The pound continues to hold steady against the euro following comments from the Bank of England on Wednesday.

UK central banks noted that mortgage holders and businesses are coping well with the high-interest rates, and problem debt levels are still well below those seen in the 2008 financial crisis. The report noted that the overall global environment for financial risk remains challenging, but Britain’s financial system is well protected.

The Bank of England said just over half of households with mortgages had seen debt payments rise since it started raising rates in December 2021.

The report suggests that the Bank of England is in no rush to cut interest rates. This came after the central bank left its main interest rate at 5.25%, the highest level in nearly 16 years, last week. However, the central bank said that inflation was heading in the right direction for a cut.

The market is currently pricing in three rate cuts by the Bank of England, potentially starting in June.

Yesterday, Bank of England policymaker Catherine Mann warned that the market was pricing in more rate cuts than what the central bank would likely provide.

The euro is holding steady, and investors digest improving consumer confidence data and a rise in Spanish inflation.

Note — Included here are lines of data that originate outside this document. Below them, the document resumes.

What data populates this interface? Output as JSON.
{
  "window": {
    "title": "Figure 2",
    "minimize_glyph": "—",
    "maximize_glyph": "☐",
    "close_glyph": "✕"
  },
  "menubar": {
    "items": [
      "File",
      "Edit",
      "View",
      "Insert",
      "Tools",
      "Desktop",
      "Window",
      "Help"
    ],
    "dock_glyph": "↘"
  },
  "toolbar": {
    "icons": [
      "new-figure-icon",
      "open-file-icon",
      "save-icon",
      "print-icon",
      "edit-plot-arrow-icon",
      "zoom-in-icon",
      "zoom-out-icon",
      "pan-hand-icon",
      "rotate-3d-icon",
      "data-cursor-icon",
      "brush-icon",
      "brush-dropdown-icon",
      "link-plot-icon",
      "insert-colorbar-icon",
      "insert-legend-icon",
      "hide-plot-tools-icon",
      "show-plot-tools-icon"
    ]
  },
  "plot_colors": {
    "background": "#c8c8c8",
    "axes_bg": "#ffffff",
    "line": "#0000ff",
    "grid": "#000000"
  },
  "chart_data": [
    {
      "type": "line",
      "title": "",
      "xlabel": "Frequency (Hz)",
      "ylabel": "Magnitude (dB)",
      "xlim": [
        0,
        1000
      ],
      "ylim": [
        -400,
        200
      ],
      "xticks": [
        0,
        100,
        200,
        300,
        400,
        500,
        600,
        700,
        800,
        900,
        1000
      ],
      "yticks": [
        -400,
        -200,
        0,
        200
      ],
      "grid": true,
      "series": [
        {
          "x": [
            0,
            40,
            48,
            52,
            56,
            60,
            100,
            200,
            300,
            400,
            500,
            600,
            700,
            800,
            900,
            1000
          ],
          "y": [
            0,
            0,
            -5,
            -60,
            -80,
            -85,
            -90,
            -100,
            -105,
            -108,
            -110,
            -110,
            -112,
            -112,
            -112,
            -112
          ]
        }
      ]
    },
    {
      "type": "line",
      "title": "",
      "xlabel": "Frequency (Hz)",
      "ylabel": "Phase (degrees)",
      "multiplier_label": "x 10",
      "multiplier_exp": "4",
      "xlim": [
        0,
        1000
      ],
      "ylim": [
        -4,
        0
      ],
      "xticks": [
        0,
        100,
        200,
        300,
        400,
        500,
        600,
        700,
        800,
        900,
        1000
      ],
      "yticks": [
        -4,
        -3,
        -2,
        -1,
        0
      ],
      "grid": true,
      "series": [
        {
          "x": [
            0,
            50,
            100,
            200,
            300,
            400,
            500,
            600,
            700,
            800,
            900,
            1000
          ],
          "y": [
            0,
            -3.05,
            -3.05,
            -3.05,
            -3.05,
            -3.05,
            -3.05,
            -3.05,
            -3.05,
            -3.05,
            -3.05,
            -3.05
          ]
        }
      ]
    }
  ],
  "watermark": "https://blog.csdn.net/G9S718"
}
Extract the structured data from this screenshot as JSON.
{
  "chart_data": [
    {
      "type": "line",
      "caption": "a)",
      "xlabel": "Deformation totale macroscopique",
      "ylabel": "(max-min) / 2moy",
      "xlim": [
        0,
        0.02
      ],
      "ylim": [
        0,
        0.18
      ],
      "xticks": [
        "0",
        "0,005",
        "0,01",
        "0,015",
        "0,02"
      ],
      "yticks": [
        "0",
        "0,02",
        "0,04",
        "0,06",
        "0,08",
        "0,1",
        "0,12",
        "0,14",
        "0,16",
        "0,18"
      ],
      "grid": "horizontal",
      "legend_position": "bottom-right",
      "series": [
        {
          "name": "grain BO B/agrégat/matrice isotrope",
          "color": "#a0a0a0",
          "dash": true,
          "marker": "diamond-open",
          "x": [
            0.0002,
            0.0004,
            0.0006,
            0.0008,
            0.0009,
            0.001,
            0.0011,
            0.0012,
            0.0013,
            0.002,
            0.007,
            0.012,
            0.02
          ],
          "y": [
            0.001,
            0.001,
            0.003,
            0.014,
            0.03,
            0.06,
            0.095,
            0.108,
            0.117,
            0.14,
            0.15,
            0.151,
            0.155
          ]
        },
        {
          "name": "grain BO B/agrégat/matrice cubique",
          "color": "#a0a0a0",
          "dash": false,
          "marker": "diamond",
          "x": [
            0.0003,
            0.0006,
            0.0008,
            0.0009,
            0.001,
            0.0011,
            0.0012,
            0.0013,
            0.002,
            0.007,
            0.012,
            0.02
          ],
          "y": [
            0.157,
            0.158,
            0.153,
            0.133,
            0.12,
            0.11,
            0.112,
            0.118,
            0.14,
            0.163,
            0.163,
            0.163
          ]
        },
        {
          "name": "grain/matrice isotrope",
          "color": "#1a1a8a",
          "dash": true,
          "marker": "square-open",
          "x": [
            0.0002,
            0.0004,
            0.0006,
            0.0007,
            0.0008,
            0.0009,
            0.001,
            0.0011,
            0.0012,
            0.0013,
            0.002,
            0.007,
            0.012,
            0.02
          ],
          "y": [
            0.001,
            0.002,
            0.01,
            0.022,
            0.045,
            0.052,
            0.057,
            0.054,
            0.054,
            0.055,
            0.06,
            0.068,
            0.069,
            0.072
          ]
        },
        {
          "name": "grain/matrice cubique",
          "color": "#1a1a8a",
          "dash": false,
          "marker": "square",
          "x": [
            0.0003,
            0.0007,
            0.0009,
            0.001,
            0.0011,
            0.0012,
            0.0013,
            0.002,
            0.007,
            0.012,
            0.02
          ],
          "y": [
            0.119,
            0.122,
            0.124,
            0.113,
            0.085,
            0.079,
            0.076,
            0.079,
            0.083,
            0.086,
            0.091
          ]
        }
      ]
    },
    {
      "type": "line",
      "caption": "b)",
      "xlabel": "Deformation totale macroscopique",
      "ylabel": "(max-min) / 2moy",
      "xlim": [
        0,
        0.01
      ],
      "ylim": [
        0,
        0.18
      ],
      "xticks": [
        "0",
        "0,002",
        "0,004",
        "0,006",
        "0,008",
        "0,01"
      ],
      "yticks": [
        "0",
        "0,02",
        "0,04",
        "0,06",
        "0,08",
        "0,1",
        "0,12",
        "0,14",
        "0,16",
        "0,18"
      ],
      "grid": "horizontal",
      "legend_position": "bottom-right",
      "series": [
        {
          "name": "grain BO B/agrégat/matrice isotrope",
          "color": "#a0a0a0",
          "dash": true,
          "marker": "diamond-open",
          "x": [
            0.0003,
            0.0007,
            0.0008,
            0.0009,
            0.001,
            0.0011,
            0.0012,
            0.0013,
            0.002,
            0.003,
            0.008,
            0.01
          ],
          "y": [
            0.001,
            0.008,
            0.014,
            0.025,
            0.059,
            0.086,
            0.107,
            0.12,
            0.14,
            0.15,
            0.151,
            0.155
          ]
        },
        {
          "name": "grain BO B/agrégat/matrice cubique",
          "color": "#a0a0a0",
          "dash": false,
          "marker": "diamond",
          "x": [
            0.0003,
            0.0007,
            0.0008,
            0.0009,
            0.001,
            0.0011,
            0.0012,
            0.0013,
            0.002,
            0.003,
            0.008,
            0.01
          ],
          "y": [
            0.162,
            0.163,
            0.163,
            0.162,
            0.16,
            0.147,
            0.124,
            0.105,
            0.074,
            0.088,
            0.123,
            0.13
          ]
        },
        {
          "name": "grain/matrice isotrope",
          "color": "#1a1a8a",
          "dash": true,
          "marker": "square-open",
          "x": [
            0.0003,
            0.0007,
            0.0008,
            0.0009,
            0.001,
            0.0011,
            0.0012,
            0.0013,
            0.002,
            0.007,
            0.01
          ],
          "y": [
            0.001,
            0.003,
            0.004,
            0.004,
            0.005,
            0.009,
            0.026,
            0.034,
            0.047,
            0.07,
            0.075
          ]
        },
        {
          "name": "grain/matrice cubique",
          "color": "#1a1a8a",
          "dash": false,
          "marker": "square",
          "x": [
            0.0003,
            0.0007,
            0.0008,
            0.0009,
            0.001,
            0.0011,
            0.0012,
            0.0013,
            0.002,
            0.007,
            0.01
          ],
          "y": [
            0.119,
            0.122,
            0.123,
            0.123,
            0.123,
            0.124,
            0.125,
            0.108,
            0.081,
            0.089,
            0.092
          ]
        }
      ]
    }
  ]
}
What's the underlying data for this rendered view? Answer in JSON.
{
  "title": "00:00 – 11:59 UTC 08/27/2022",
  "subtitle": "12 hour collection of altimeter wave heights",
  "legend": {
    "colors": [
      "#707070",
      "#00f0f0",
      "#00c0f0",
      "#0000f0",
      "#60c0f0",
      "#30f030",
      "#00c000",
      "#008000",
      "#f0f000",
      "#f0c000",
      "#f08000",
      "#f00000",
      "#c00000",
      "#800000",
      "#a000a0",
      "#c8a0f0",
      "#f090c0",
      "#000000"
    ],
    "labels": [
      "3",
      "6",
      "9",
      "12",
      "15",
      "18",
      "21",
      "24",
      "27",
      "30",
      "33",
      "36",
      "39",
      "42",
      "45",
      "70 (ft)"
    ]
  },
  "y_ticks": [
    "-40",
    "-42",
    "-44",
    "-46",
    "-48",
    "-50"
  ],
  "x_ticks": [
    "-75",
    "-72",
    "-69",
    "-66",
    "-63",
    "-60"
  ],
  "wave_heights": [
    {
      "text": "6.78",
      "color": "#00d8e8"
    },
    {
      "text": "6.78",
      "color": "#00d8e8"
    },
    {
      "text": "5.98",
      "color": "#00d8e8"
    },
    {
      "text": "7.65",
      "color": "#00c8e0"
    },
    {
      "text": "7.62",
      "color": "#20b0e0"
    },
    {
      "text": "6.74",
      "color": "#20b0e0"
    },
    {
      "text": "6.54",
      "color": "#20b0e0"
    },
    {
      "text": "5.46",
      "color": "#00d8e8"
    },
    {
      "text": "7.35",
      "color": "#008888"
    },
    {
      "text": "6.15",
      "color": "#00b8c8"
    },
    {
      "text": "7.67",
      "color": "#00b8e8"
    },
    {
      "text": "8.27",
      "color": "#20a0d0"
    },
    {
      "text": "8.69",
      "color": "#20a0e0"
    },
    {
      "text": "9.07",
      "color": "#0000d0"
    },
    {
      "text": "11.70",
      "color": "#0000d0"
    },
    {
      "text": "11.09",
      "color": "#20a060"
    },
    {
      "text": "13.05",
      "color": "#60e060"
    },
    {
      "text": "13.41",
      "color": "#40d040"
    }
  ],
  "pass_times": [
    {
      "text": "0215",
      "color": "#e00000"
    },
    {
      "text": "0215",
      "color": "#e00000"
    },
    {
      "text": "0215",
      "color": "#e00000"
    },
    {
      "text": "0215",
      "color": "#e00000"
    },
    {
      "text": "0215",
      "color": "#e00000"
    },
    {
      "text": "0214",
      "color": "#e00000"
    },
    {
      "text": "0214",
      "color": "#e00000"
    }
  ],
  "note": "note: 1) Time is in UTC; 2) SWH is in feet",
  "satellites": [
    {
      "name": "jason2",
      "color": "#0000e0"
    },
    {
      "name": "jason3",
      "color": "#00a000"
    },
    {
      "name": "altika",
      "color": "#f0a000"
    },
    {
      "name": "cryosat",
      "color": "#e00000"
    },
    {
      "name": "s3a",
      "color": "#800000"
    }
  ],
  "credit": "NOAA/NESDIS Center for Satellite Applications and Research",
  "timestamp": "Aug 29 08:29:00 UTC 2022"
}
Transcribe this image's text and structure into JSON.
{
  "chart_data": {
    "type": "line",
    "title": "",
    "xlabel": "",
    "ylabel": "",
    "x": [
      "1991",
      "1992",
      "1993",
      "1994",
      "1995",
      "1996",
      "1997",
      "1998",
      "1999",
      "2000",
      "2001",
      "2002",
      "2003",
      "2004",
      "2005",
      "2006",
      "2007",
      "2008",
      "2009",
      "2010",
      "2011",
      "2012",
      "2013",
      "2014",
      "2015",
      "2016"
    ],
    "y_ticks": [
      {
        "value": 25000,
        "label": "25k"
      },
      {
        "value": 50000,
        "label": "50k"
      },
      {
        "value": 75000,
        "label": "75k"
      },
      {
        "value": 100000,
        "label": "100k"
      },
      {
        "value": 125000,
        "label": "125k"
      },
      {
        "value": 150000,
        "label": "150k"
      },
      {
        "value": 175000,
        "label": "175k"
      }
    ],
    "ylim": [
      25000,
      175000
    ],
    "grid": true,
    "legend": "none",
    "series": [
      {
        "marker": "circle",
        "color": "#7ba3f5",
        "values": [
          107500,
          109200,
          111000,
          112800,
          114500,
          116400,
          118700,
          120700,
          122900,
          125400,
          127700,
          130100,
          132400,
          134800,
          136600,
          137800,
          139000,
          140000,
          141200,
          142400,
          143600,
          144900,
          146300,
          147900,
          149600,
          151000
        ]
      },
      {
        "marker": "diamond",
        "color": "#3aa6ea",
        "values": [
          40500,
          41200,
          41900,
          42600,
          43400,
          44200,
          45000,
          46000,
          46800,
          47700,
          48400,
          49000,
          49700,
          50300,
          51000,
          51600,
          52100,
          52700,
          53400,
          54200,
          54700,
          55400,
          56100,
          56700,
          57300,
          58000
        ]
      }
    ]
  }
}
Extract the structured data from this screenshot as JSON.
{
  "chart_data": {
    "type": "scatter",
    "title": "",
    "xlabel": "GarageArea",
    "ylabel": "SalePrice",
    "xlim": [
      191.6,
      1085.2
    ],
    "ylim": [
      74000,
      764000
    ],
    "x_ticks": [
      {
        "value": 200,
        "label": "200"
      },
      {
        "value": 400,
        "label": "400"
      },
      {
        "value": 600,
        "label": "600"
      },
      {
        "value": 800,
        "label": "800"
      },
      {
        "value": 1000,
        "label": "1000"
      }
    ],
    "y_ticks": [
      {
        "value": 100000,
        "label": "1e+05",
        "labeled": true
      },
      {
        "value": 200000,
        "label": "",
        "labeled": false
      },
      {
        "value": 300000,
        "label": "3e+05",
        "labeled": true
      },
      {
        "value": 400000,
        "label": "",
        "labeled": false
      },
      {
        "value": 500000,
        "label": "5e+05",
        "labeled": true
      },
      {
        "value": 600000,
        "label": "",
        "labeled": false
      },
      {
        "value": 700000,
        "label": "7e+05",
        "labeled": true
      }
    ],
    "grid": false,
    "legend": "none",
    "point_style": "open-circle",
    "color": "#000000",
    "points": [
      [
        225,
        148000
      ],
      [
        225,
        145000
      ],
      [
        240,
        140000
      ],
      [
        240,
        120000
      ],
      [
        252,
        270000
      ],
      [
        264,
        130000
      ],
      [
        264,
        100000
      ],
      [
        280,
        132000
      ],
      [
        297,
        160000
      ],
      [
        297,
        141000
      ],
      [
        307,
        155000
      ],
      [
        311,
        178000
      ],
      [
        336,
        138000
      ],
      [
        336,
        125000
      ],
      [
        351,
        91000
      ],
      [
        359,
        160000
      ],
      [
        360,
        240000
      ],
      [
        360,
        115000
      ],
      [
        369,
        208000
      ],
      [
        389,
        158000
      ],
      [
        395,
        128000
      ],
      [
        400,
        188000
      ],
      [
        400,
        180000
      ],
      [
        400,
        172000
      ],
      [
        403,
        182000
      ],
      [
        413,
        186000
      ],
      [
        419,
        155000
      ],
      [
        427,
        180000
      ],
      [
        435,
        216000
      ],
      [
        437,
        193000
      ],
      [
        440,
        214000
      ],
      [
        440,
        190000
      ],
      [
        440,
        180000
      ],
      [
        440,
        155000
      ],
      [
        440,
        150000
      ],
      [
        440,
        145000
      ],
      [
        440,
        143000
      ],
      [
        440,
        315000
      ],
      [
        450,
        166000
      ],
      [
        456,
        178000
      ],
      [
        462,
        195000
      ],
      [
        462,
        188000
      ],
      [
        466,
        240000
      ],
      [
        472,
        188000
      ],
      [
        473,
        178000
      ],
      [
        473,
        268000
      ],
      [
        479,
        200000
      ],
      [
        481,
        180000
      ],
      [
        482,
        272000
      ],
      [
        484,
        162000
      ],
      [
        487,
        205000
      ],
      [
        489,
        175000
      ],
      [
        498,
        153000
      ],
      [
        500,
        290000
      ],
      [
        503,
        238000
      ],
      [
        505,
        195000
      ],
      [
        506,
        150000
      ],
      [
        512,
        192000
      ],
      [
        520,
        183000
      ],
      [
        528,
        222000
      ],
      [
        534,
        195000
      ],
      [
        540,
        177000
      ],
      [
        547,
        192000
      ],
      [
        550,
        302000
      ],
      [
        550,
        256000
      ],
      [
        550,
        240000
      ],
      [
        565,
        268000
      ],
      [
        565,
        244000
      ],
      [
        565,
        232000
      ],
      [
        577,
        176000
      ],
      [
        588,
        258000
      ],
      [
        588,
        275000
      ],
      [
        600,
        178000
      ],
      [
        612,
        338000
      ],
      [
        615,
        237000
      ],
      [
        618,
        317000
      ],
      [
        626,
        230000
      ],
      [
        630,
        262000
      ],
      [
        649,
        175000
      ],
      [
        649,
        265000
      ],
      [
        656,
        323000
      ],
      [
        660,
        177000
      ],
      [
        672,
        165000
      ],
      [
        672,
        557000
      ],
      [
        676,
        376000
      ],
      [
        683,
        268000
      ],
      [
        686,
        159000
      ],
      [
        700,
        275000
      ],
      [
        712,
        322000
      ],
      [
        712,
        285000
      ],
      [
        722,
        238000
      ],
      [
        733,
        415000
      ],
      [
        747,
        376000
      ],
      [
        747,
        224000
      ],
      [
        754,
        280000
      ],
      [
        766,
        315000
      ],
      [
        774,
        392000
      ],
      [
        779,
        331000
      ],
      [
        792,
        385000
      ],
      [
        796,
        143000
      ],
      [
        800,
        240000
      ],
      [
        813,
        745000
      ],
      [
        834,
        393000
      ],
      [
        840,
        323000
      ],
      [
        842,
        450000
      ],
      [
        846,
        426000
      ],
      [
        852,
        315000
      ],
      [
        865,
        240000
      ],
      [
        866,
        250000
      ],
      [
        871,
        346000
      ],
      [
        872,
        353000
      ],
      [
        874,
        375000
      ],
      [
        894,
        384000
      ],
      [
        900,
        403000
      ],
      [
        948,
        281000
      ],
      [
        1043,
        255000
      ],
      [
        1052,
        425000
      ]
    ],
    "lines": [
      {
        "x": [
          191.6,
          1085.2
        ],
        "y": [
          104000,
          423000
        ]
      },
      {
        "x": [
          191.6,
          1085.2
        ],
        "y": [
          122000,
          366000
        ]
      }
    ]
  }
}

That would be great for eurozone consumer confidence text to lower to -14.9, down from -15.5 from expectations that the ECB could start cutting interest rates soon despite signs of stagnation in the region’s economy.

Separately, Spanish inflation rose 0.8% month on month, up from 0.4% in February. Spanish inflation comes as the government removes energy support and as the tourism boom persists.

Core inflation is being fueled by the flourishing tourism sector in the euro zone’s fourth artist economy.